UpdateIKN.com, Samarinda – Penertiban gelandangan dan pengemis (gepeng) serta anak jalanan (anjal) di Kota Samarinda dinilai belum menyentuh persoalan utama jika hanya berakhir setelah mereka meninggalkan jalan.
DPRD Samarinda mendorong agar penanganan dilakukan secara berkelanjutan. Setiap orang yang ditertibkan perlu diketahui latar belakangnya sehingga pemerintah tidak hanya menangani keberadaan mereka di ruang publik, tetapi juga persoalan yang mendorong mereka kembali ke jalan.
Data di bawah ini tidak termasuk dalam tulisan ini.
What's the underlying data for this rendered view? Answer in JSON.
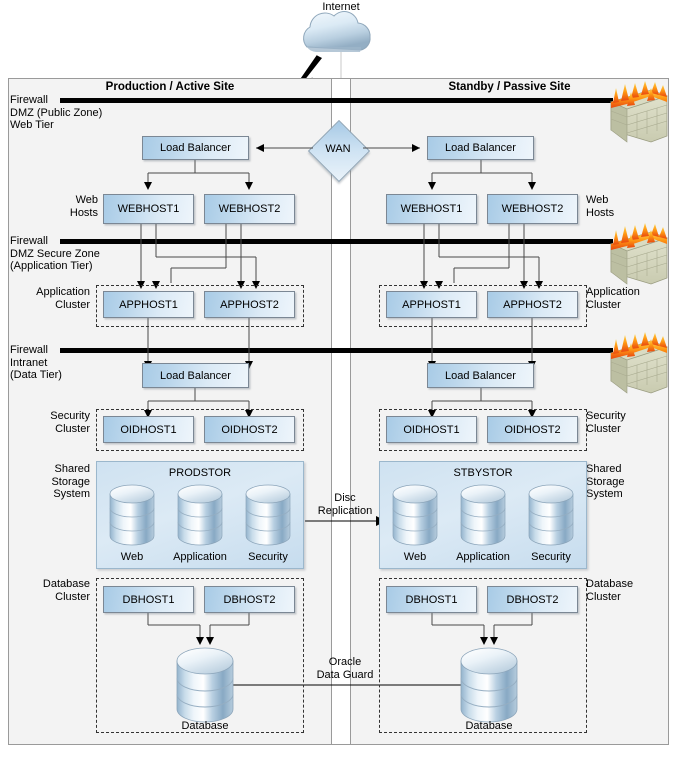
{
  "diagram": {
    "internet_label": "Internet",
    "wan_label": "WAN",
    "sites": [
      {
        "id": "production",
        "title": "Production / Active Site"
      },
      {
        "id": "standby",
        "title": "Standby / Passive Site"
      }
    ],
    "tier_labels_left": [
      {
        "id": "firewall-dmz-public",
        "lines": "Firewall\nDMZ (Public Zone)\nWeb Tier"
      },
      {
        "id": "web-hosts",
        "lines": "Web\nHosts"
      },
      {
        "id": "firewall-dmz-secure",
        "lines": "Firewall\nDMZ Secure Zone\n(Application Tier)"
      },
      {
        "id": "application-cluster",
        "lines": "Application\nCluster"
      },
      {
        "id": "firewall-intranet",
        "lines": "Firewall\nIntranet\n(Data Tier)"
      },
      {
        "id": "security-cluster",
        "lines": "Security\nCluster"
      },
      {
        "id": "shared-storage",
        "lines": "Shared\nStorage\nSystem"
      },
      {
        "id": "database-cluster",
        "lines": "Database\nCluster"
      }
    ],
    "tier_labels_right": [
      {
        "id": "web-hosts",
        "lines": "Web\nHosts"
      },
      {
        "id": "application-cluster",
        "lines": "Application\nCluster"
      },
      {
        "id": "security-cluster",
        "lines": "Security\nCluster"
      },
      {
        "id": "shared-storage",
        "lines": "Shared\nStorage\nSystem"
      },
      {
        "id": "database-cluster",
        "lines": "Database\nCluster"
      }
    ],
    "nodes": {
      "load_balancer": "Load Balancer",
      "webhost1": "WEBHOST1",
      "webhost2": "WEBHOST2",
      "apphost1": "APPHOST1",
      "apphost2": "APPHOST2",
      "oidhost1": "OIDHOST1",
      "oidhost2": "OIDHOST2",
      "dbhost1": "DBHOST1",
      "dbhost2": "DBHOST2",
      "database": "Database"
    },
    "storage": {
      "production_name": "PRODSTOR",
      "standby_name": "STBYSTOR",
      "disks": [
        "Web",
        "Application",
        "Security"
      ]
    },
    "replication": {
      "disc": "Disc\nReplication",
      "dataguard": "Oracle\nData Guard"
    },
    "icons": {
      "firewall": "firewall-brick-flame-icon",
      "cloud": "internet-cloud-icon",
      "lightning": "lightning-bolt-icon",
      "disk": "disk-cylinder-icon",
      "database": "database-cylinder-icon"
    },
    "colors": {
      "node_fill": "#bcd7ec",
      "node_border": "#7b8794",
      "site_bg": "#f3f3f3",
      "frame_border": "#9a9a9a",
      "firewall_bar": "#000000",
      "storage_fill": "#cfe2f1",
      "flame": "#ff9a14"
    }
  }
}
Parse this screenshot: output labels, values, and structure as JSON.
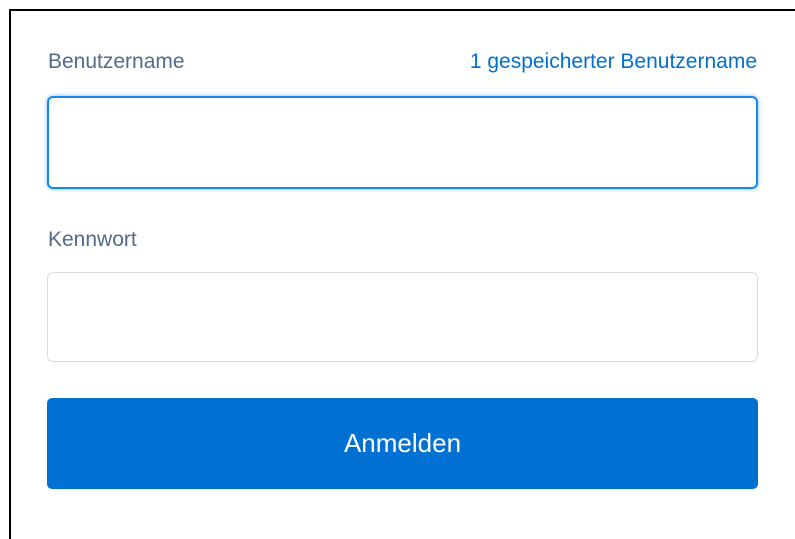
{
  "username": {
    "label": "Benutzername",
    "saved_link": "1 gespeicherter Benutzername",
    "value": "",
    "placeholder": ""
  },
  "password": {
    "label": "Kennwort",
    "value": "",
    "placeholder": ""
  },
  "login_button": {
    "label": "Anmelden"
  },
  "colors": {
    "accent": "#0070d2",
    "label": "#54698d",
    "focus_border": "#1589ee"
  }
}
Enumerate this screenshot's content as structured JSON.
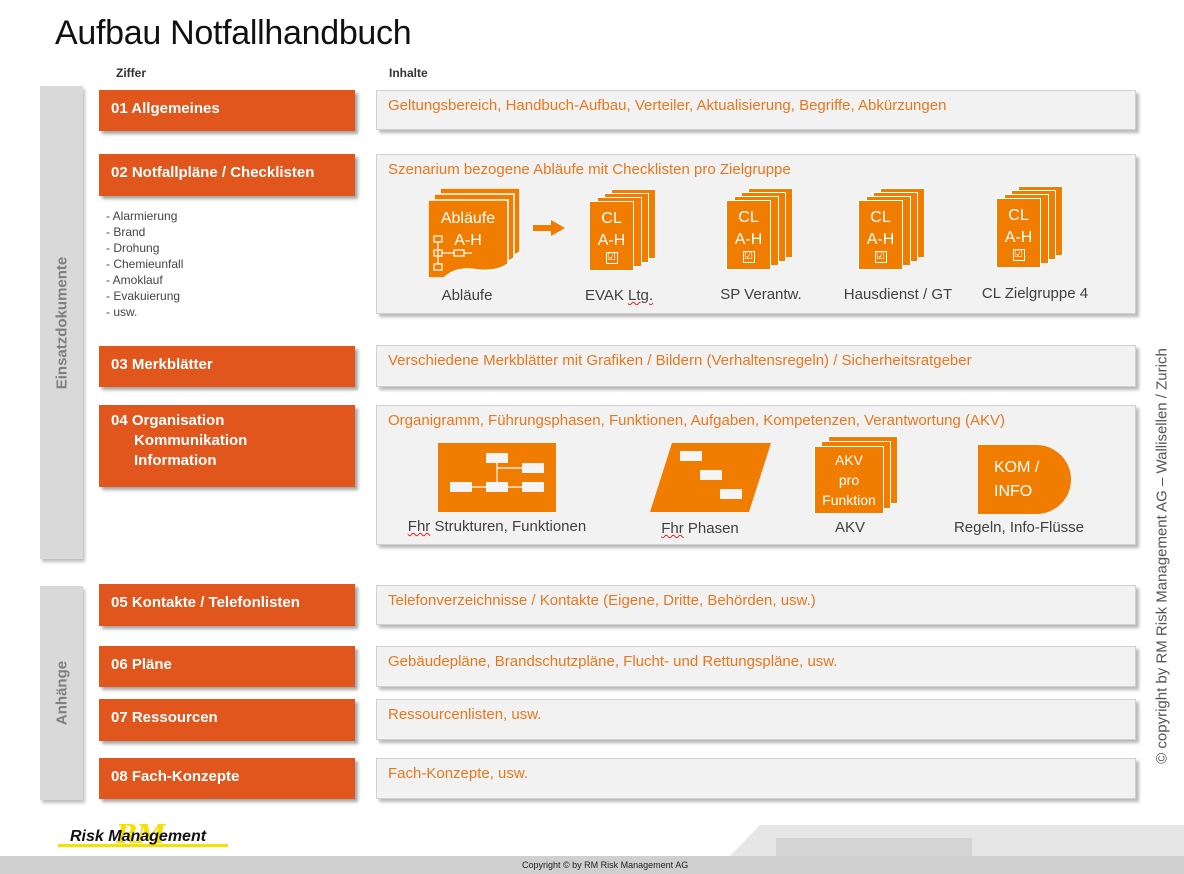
{
  "title": "Aufbau Notfallhandbuch",
  "headers": {
    "ziffer": "Ziffer",
    "inhalte": "Inhalte"
  },
  "sidebars": {
    "einsatz": "Einsatzdokumente",
    "anhaenge": "Anhänge"
  },
  "items": {
    "i01": "01  Allgemeines",
    "i02": "02 Notfallpläne / Checklisten",
    "i03": "03 Merkblätter",
    "i04": {
      "l1": "04 Organisation",
      "l2": "Kommunikation",
      "l3": "Information"
    },
    "i05": "05 Kontakte / Telefonlisten",
    "i06": "06 Pläne",
    "i07": "07 Ressourcen",
    "i08": "08 Fach-Konzepte"
  },
  "sublist": [
    "- Alarmierung",
    "- Brand",
    "- Drohung",
    "- Chemieunfall",
    "- Amoklauf",
    "- Evakuierung",
    "- usw."
  ],
  "contents": {
    "c01": "Geltungsbereich, Handbuch-Aufbau, Verteiler, Aktualisierung, Begriffe, Abkürzungen",
    "c02": "Szenarium bezogene Abläufe mit Checklisten pro Zielgruppe",
    "c03": "Verschiedene Merkblätter mit Grafiken / Bildern (Verhaltensregeln) / Sicherheitsratgeber",
    "c04": "Organigramm, Führungsphasen, Funktionen, Aufgaben, Kompetenzen, Verantwortung (AKV)",
    "c05": "Telefonverzeichnisse / Kontakte (Eigene, Dritte, Behörden, usw.)",
    "c06": "Gebäudepläne, Brandschutzpläne, Flucht- und Rettungspläne, usw.",
    "c07": "Ressourcenlisten, usw.",
    "c08": "Fach-Konzepte, usw."
  },
  "row2_graphics": {
    "ablaeufe_icon": {
      "l1": "Abläufe",
      "l2": "A-H"
    },
    "cl_icon": {
      "l1": "CL",
      "l2": "A-H",
      "check": "☑"
    },
    "captions": {
      "ablaeufe": "Abläufe",
      "evak_a": "EVAK",
      "evak_b": "Ltg.",
      "sp": "SP Verantw.",
      "haus": "Hausdienst / GT",
      "cl4": "CL Zielgruppe 4"
    }
  },
  "row4_graphics": {
    "akv_icon": {
      "l1": "AKV",
      "l2": "pro",
      "l3": "Funktion"
    },
    "kom_icon": {
      "l1": "KOM /",
      "l2": "INFO"
    },
    "captions": {
      "fhr1_a": "Fhr",
      "fhr1_b": "Strukturen, Funktionen",
      "fhr2_a": "Fhr",
      "fhr2_b": "Phasen",
      "akv": "AKV",
      "regeln": "Regeln, Info-Flüsse"
    }
  },
  "logo": {
    "text": "Risk Management",
    "mark": "RM"
  },
  "copyright_vertical": "© copyright by RM Risk Management AG – Wallisellen / Zurich",
  "footer_copyright": "Copyright © by RM Risk Management AG",
  "colors": {
    "accent": "#e0561c",
    "orange_text": "#e8771e",
    "icon_orange": "#f07d00",
    "sidebar": "#d9d9d9"
  }
}
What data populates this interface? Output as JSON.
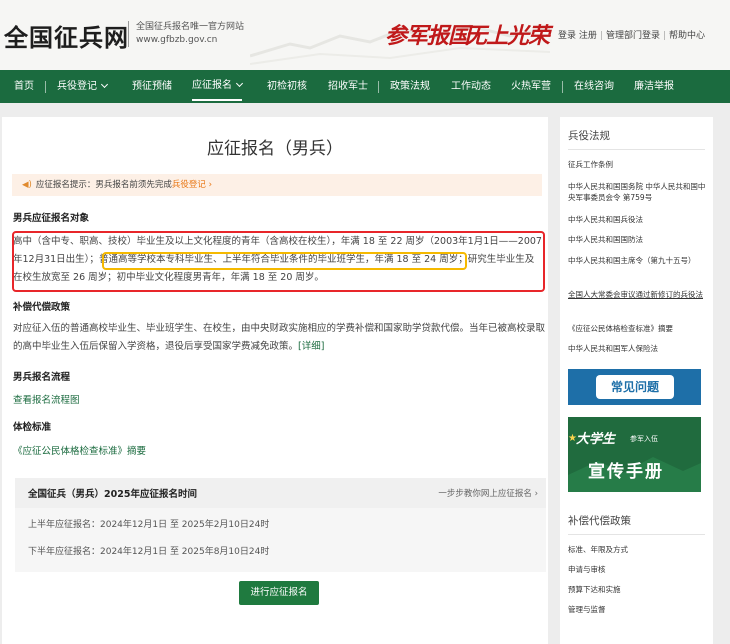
{
  "header": {
    "logo": "全国征兵网",
    "logo_sub1": "全国征兵报名唯一官方网站",
    "logo_sub2": "www.gfbzb.gov.cn",
    "slogan1": "参军报国",
    "slogan2": "无上光荣",
    "links": [
      "登录",
      "注册",
      "管理部门登录",
      "帮助中心"
    ]
  },
  "nav": {
    "items": [
      "首页",
      "兵役登记",
      "预征预储",
      "应征报名",
      "初检初核",
      "招收军士",
      "政策法规",
      "工作动态",
      "火热军营",
      "在线咨询",
      "廉洁举报"
    ],
    "active": "应征报名"
  },
  "main": {
    "title": "应征报名（男兵）",
    "tip_prefix": "应征报名提示：男兵报名前须先完成",
    "tip_link": "兵役登记 ›",
    "target_heading": "男兵应征报名对象",
    "target_line1": "高中（含中专、职高、技校）毕业生及以上文化程度的青年（含高校在校生），年满 18 至 22 周岁（2003年1月1日——2007",
    "target_line2_a": "年12月31日出生）；",
    "target_line2_highlight": "普通高等学校本专科毕业生、上半年符合毕业条件的毕业班学生，年满 18 至 24 周岁；",
    "target_line2_b": "研究生毕业生及",
    "target_line3": "在校生放宽至 26 周岁；初中毕业文化程度男青年，年满 18 至 20 周岁。",
    "comp_heading": "补偿代偿政策",
    "comp_text": "对应征入伍的普通高校毕业生、毕业班学生、在校生，由中央财政实施相应的学费补偿和国家助学贷款代偿。当年已被高校录取的高中毕业生入伍后保留入学资格，退役后享受国家学费减免政策。",
    "comp_link": "[详细]",
    "flow_heading": "男兵报名流程",
    "flow_link": "查看报名流程图",
    "physical_heading": "体检标准",
    "physical_link": "《应征公民体格检查标准》摘要",
    "time_title": "全国征兵（男兵）2025年应征报名时间",
    "time_guide": "一步步教你网上应征报名 ›",
    "time_first": "上半年应征报名：2024年12月1日 至 2025年2月10日24时",
    "time_second": "下半年应征报名：2024年12月1日 至 2025年8月10日24时",
    "apply_button": "进行应征报名"
  },
  "sidebar": {
    "law_heading": "兵役法规",
    "law_items": [
      "征兵工作条例",
      "中华人民共和国国务院 中华人民共和国中央军事委员会令 第759号",
      "中华人民共和国兵役法",
      "中华人民共和国国防法",
      "中华人民共和国主席令（第九十五号）",
      "全国人大常委会审议通过新修订的兵役法",
      "《应征公民体格检查标准》摘要",
      "中华人民共和国军人保险法"
    ],
    "faq_label": "常见问题",
    "handbook_big": "大学生",
    "handbook_small": "参军入伍",
    "handbook_sub": "宣传手册",
    "comp_heading": "补偿代偿政策",
    "comp_items": [
      "标准、年限及方式",
      "申请与审核",
      "预算下达和实施",
      "管理与监督"
    ]
  },
  "colors": {
    "nav_bg": "#1b6b3f",
    "red_slogan": "#c0191a",
    "red_box": "#e8262a",
    "yellow_box": "#f5b900",
    "tip_link": "#e87511"
  }
}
Anggota Komisi IV DPRD Kota Samarinda, Anhar, mengatakan persoalan tersebut membutuhkan kerja lintas instansi. Satpol PP menjalankan fungsi penertiban, sedangkan Dinas Sosial memiliki peran untuk menangani persoalan sosial yang ditemukan.
“Memang harus ada keterkaitan dan koordinasi dari Dinas Sosial, Satpol PP, dan pihak-pihak terkait,” ujar Anhar, Jumat (14/8/2026).
Bagi Anhar, identifikasi menjadi bagian penting sebelum pemerintah menentukan langkah selanjutnya. Asal daerah, kondisi, dan persoalan yang dihadapi perlu diketahui agar penanganan tidak dilakukan dengan cara yang sama terhadap semua orang.
“Dari mana mereka itu, apa masalahnya, sebenarnya di Dinas Sosial sudah harus ada pemecahannya,” tuturnya.
Dia menilai kondisi gepeng dan anak jalanan tidak selalu memiliki latar belakang yang sama. Karena itu, hasil penertiban semestinya menjadi pintu masuk bagi pemerintah untuk melakukan penanganan sesuai kondisi masing-masing.
“Dinas Sosial punya peran terhadap hal seperti itu. Karena memang mereka diberikan tugas, diberikan kewenangan untuk menangani hal tersebut,” katanya.
Pola tersebut dinilai penting agar penertiban tidak menjadi kegiatan yang berulang tanpa hasil jangka panjang. Ketika penyebab seseorang turun ke jalan tidak diselesaikan, kemungkinan mereka kembali beraktivitas di ruang publik tetap terbuka.
Persoalan lain muncul ketika aktivitas gepeng maupun anjal diduga melibatkan kelompok yang terorganisasi. Anhar menyebut kondisi seperti ini menjadi salah satu tantangan yang lebih sulit ditangani pemerintah.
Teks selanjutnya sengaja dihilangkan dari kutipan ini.